'Je suis la même personne avant et après l'Holocauste'.- Bronislaw Zajber

Je m'appelle Broni. Source : Courtoisie
Je m'appelle Broni. Source : Courtoisie

 

Depuis temps, Bronislaw Zajbert, survivant de la Holocauste, cherchait à écrire ses mémoires, mais ce n'est que cette année qu'ils ont pu se concrétiser.

Sa femme Zina Rapoport l'a soutenu dans cette idée et l'a encouragé à le faire, mais sa mort a mis le projet en attente. 

En 2019, dirigée par deux femmes, le Dr Yael Siman et Mtra. Karen Rayek, c'est que Broni a repris son idée et ainsi, tout au long des trois dernières années, y compris le confinement pour la pandémie, était qu'ils se rencontraient périodiquement pour qu'il puisse leur raconter comment il avait survécu dans le ghetto de Lodz, Pologne, pendant l'Holocauste. 

Ces rencontres ont poussé Bronislaw Zajbert à raconter ses souvenirs d'enfant, à la fois ceux qui étaient très frais et ceux qui étaient profondément enfouis dans son esprit. mémoire

 

 

En Je m'appelle Brony Cet homme, aujourd'hui âgé de 89 ans, raconte comment sa famille vivait dans la cuisine d'un appartement partagé avec d'autres familles dans l'un des quartiers les plus pauvres de Lodz, où les Juifs ont été contraints de s'installer en 1940.

Broni, ainsi que son frère et ses parents, ont survécu, mais Environ 200 877 Juifs ont traversé ce ghetto et lorsqu'ils ont été libérés par les Soviétiques, il n'en restait que XNUMX. Moins d'un millier de survivants ont pu, un jour, témoigner de tout ce qu'ils ont vécu et c'est précisément ce que Broni a fait sans aucune hésitation.

Interroger Broni sur le Le plus grand sacrifice que ses parents aient fait à cette époque, il répond que c'était pour le protéger lui et son frère Ignacio inconditionnellement.

 

 

"Je me souviens à quel point c'était particulièrement significatif lorsqu'ils ont sacrifié une partie de leur nourriture minimale pour nous donner autre chose et ainsi augmenter nos chances de survie dans des conditions inhumaines."

La guerre a littéralement écourté l'enfance de Bronislaw Zajbert, mais comme il le raconte tout au long de son livre, cela ne l'a pas empêché de continuer à profiter de la vie, à tel point qu'il raconte actuellement tout cela à haute voix.
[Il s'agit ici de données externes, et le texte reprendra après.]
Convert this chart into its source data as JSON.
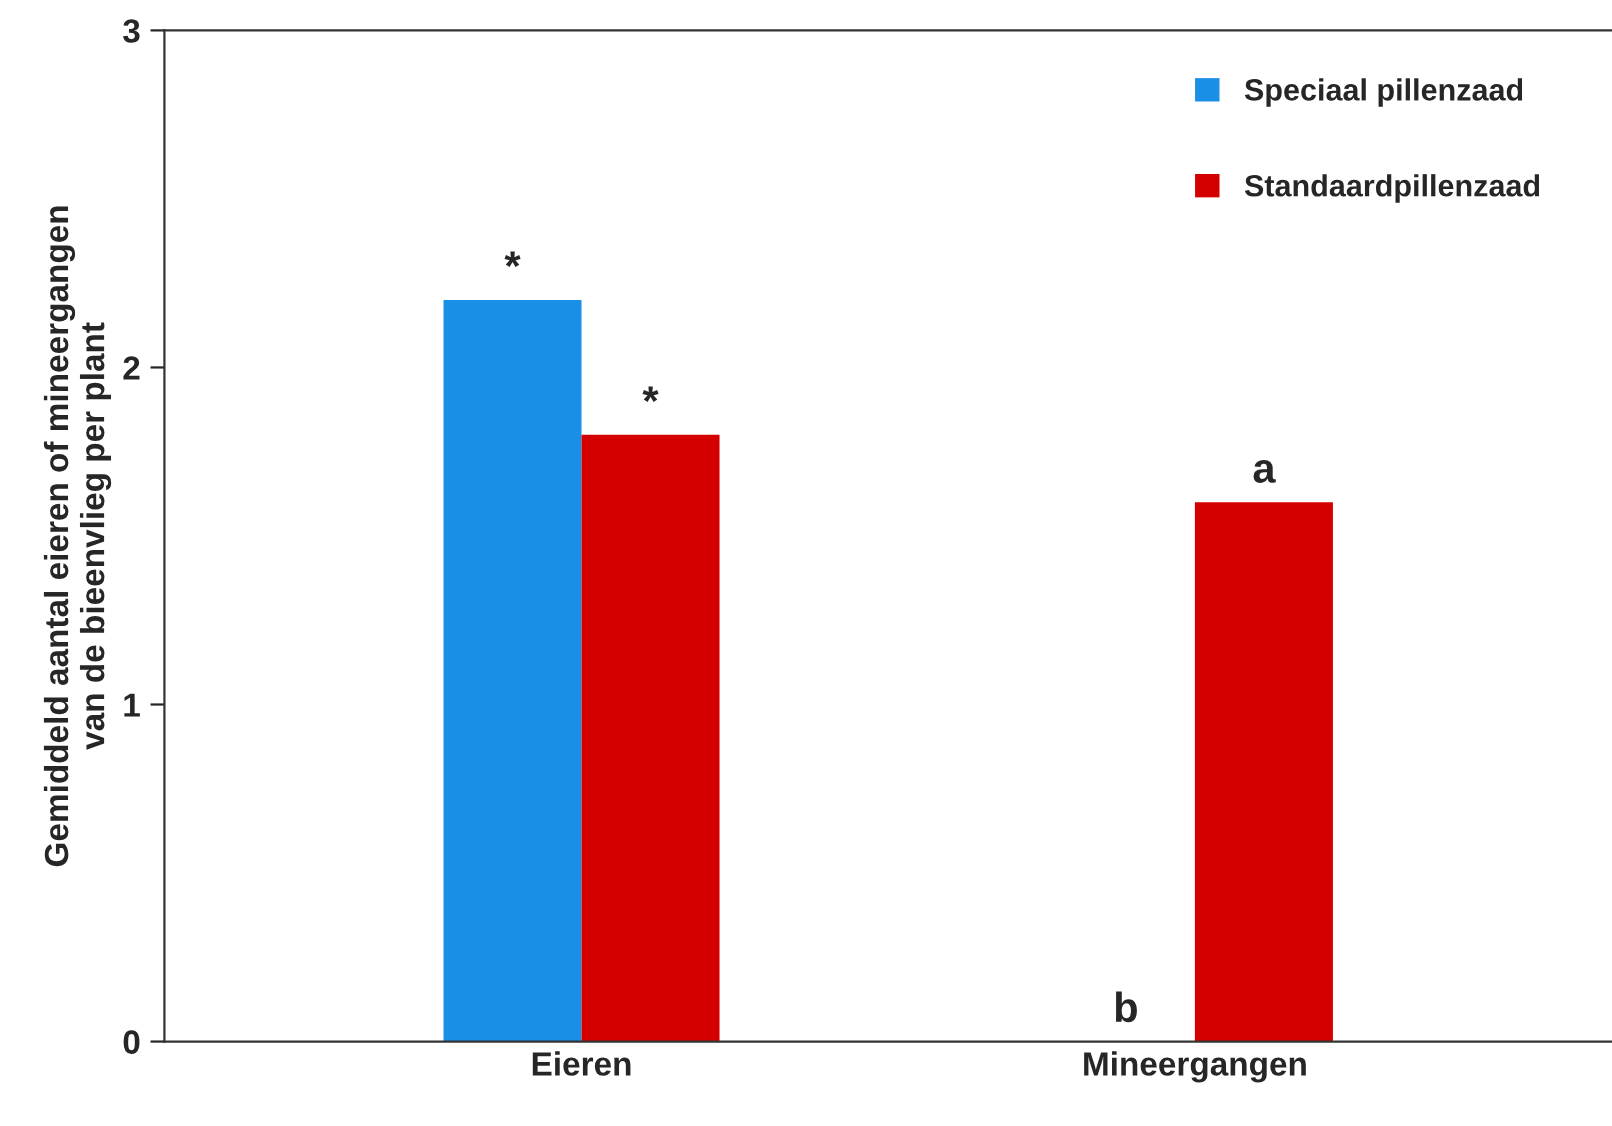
{
  "chart_data": {
    "type": "bar",
    "ylabel": "Gemiddeld aantal eieren of mineergangen\nvan de bieenvlieg per plant",
    "categories": [
      "Eieren",
      "Mineergangen"
    ],
    "series": [
      {
        "name": "Speciaal pillenzaad",
        "color": "#1a8fe6",
        "values": [
          2.2,
          null
        ],
        "value_labels": [
          "*",
          null
        ]
      },
      {
        "name": "Standaardpillenzaad",
        "color": "#d40000",
        "values": [
          1.8,
          1.6
        ],
        "value_labels": [
          "*",
          "a"
        ]
      }
    ],
    "ylim": [
      0,
      3
    ],
    "yticks": [
      0,
      1,
      2,
      3
    ],
    "annotations": [
      {
        "text": "b",
        "x": "Mineergangen",
        "y": 0
      }
    ],
    "grid": false,
    "legend": "top right"
  }
}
Lorsqu'on lui demande comment une personne peut se réinventer après avoir vécu quelque chose de cette nature et comment elle a poursuivi son chemin, sa réponse met tout en perspective. 

 

 

"Je ne considère pas que je me suis réinventé, je suis la même personne avant et après la Shoah. Je ne pense pas non plus qu'à mon jeune âge, j'étais complètement conscient de ce qui se passait. Cependant, au fil du temps, et en en parlant continuellement avec ma famille, j'ai pu surmonter ces expériences très douloureuses.

Concernant la façon dont Broni est venu au Mexique, il s'avère qu'un frère de sa mère, un journaliste qui avait fait partie de la résistance française et qui vivait dans ce pays, a servi de conduit à la famille pour quitter la Pologne. 

Ils sont donc partis vers leur première destination : le Venezuela, où vit toujours son frère. Des années plus tard, en 1960, il épouse Zina Rapoport et s'installe à Mexico. Il a étudié le génie chimique et a travaillé à l'usine de gomme Adams. 

Après plusieurs années de travail, il décide d'ouvrir, avec sa femme, la pâtisserie Hannah, spécialisée dans les desserts pour diabétiques. Il a une fille et un fils, six petits-enfants et trois arrière-petits-enfants, donc la vie de Bronislaw Zajbert était loin de cet endroit sombre dont il parle dans Je m'appelle Broni.